Identity Protection – Getting Started with Policies

Summary

In this resource you will learn how to create CrowdStrike Falcon Identity Protection policy rules that stop threats. This resource is intended as an introduction to policies in Falcon Identity Protection.

The Problem

Attackers increasingly target identity. CrowdStrike’s Global Threat Report found that 80% of attacks involve compromised credentials. Instead of kicking down a door, with valid credentials they can simply use the key. With valid credentials, attackers can skip stages of the attack lifecycle and reach their end goals even faster.

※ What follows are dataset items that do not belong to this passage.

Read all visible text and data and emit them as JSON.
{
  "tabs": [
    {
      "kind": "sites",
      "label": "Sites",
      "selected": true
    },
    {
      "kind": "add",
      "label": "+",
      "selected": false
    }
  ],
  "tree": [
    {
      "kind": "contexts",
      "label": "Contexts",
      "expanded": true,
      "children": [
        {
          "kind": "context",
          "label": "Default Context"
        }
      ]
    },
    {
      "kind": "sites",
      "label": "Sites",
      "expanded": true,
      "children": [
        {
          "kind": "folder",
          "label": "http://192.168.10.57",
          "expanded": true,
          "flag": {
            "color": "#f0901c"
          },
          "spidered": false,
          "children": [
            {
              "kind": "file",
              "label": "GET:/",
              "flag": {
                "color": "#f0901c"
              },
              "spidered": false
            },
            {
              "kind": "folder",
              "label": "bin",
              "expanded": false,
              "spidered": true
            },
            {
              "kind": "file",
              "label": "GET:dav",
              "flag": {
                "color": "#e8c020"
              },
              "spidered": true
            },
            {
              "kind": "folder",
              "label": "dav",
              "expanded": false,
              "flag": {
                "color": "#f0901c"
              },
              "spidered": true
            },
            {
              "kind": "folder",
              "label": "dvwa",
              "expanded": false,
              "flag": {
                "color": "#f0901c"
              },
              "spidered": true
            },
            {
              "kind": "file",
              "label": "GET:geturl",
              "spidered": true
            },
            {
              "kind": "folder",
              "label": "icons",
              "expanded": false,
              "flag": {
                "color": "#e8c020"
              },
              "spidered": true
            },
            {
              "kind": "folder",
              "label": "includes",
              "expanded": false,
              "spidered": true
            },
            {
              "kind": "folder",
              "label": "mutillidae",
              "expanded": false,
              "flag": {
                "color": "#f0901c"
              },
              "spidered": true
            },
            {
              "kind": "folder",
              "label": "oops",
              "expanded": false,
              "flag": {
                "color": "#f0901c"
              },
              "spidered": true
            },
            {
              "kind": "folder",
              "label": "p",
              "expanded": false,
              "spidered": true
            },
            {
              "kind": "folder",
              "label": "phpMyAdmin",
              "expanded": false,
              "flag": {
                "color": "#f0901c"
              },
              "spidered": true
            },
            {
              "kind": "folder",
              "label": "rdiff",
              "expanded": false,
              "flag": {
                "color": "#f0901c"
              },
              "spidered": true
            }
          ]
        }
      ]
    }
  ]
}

Adversaries obtain valid credentials in a variety of ways: social engineering, purchasing credentials on dark web marketplaces, and more.

The Value of Falcon Identity Protection

Regardless of how threat actors obtain credentials, you need the capabilities to stop the malicious use of valid credentials.
CrowdStrike Falcon Identity Protection stops modern identity attacks in real time with automation, by using a rich policy engine. Policies are highly customizable so you stop threats without stopping your business.

Enforce Resources

Policies are managed under the Enforce tab in identity protection. You can also use the main menu to navigate to any of the pages under the enforce category.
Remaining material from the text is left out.